Forgive me if I am wrong but it does look like the stuff Intel would be good at.


Part of the reason is that Intel tried to aquire their way into this market. So they bought Infineon - which let's face it, Infineon wouldn't have sold if it was going well. So they bought the distant second place in the modem market in 2011 and started work on 4G, with the intention of catching up.

The only real product success they had was getting Apple for 4G and we can quite clearly see that as more of a strategic move by Apple against Qualcomm. Over that period there were numerous issues about Intel chips not being as high performance or low power as Qualcomm - which we'd hardly find surprising.

So there's that element to it, but the second element is that Intel has a fantastic reputation for destroying the businesses they acquire. Essentially what happens is that once they acquire a business they do a number of things:

1. They take a long time to perform these acquisitions. The timeline from first hints of acquisition to close can be years. So the engineering organisation of the company being acquired starts to hide problems because they fear it will endanger the acquisition. So you have a steady build up of issues that will overflow on day 1 after the deal closes.

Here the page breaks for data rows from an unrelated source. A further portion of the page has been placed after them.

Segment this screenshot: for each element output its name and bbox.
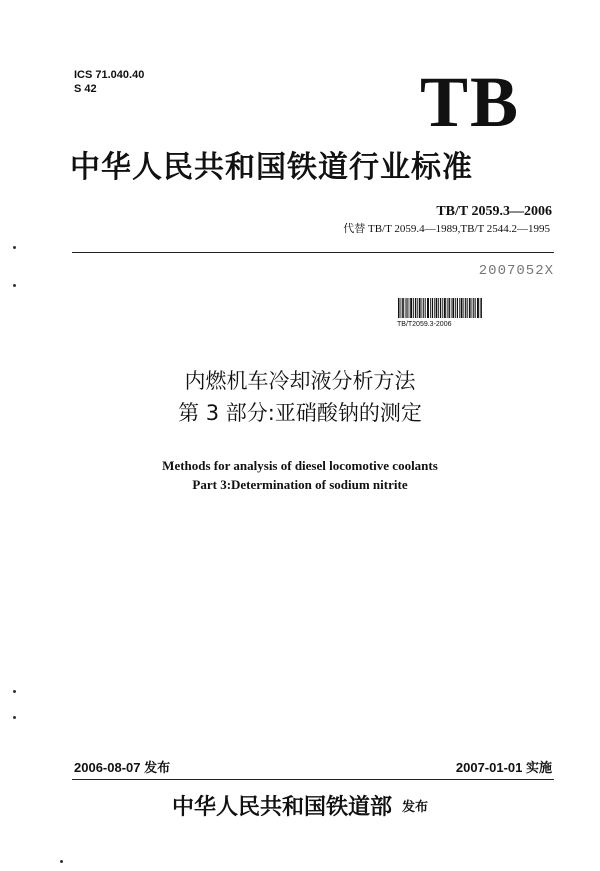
effective-date: 2007-01-01 实施 — [455, 760, 552, 775]
title-en-line2: Part 3:Determination of sodium nitrite — [192, 477, 408, 492]
scan-dot — [13, 716, 16, 719]
title-en-line1: Methods for analysis of diesel locomotive coolants — [162, 458, 438, 473]
issue-date: 2006-08-07 发布 — [74, 760, 171, 775]
scan-dot — [13, 284, 16, 287]
bottom-divider — [72, 779, 554, 780]
ics-code: ICS 71.040.40 — [74, 69, 145, 81]
title-cn-line2: 第 3 部分:亚硝酸钠的测定 — [178, 401, 422, 425]
standard-number: TB/T 2059.3—2006 — [436, 204, 552, 219]
scan-dot — [13, 246, 16, 249]
barcode-image — [398, 298, 482, 318]
publisher-name: 中华人民共和国铁道部 — [171, 794, 392, 820]
scan-dot — [60, 860, 63, 863]
replaces-note: 代替 TB/T 2059.4—1989,TB/T 2544.2—1995 — [343, 223, 550, 235]
archive-stamp: 2007052X — [478, 263, 554, 279]
publisher-line — [0, 792, 600, 823]
ics-code-block — [74, 68, 144, 96]
class-code: S 42 — [74, 83, 97, 95]
org-title: 中华人民共和国铁道行业标准 — [70, 150, 473, 185]
title-cn-line1: 内燃机车冷却液分析方法 — [184, 369, 416, 393]
scan-dot — [13, 690, 16, 693]
top-divider — [72, 252, 554, 253]
publisher-suffix: 发布 — [402, 800, 429, 815]
barcode-label: TB/T2059.3-2006 — [397, 321, 452, 328]
tb-logo: TB — [420, 62, 521, 142]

2. They massively invest. This means massively increasing the cost structure of the acquired company, they do this whilst setting much higher targets to justify the investment. But there's two problems: The new employees take a long time to bring up to speed, and because Intel is constantly re-prioritizing you have existing engineers in Intel who are trying to move across into any role available. Suddenly you have a team of engineers in Folsom who basically have no work to do and so they're dumped into the new growth area (because as we all know, engineers are fungible commodities). The acquired company needs to figure how the hell these engineers are going to contribute.

3. They massively increase expectations. That investment has to pay off, so they set way higher new goals - and not "In 5 years time you need X revenue" more "This year you need 30% revenue increase". This immediately puts the new business in panic mode - EOLing products and doing sales tricks to invent revenue to hit the target. Year 2, all the sales guys know they pumped year 1's numbers to hit their targets so the good sales guys jump ship -either into different parts of Intel or entirely out of the company.

4. They find SYNERGY. What that means is every other branch of Intel will turn up and start either insisting you use their technology (guess what: You're using the Intel Fab now despite the fact we can't deliver on 10nm). Because Intel is so much larger than the companies they acquire your little business group suddenly has thousands of people coming to you saying "How about you work on this" or "Our client needs this let's bundle these products". That creates massive attrition on your core business.

5. They scale up: Intel is such a big company they literally can't chase small revenue - it would eat them up in COGS to sell $1m at a time. So very quickly the acquired business starts to lose its small customers that make up the revenue that made the business attractive in the first place.

So in the end: You've alienated all your customers, you've thrown your engineering organisation into dis-array, you've set ridiculous targets, and you're now owned by a company that's perfectly willing 5-10 years down the road to pull the plug on the entire sector you're working in. Hey presto: They 10 year cycle from Acquisition to Spin-off. Say hello to the boys at McAfee!


The "synergy" stuff is so true! I talked with a colleague who interned at Intel doing HDL development for networking. Guess what - when Intel acquired Altera they asked each division to evaluate using FPGAs in their products.


Qualcomm was convicted of monopoly abuse against compotitors which is probably not helping.


also, are they even really "modems"? I know that "cable modems" are really routers… surely cellular modems aren't all bzzzt-brrzzt-bing-bong-bing-bong like my 90's Hayes 1200baud.


Yes they are. Modem is an abbreviation for MOdulator-DEModulator which is what they do, they modulate and demodulate radio signals to digital and vice versa.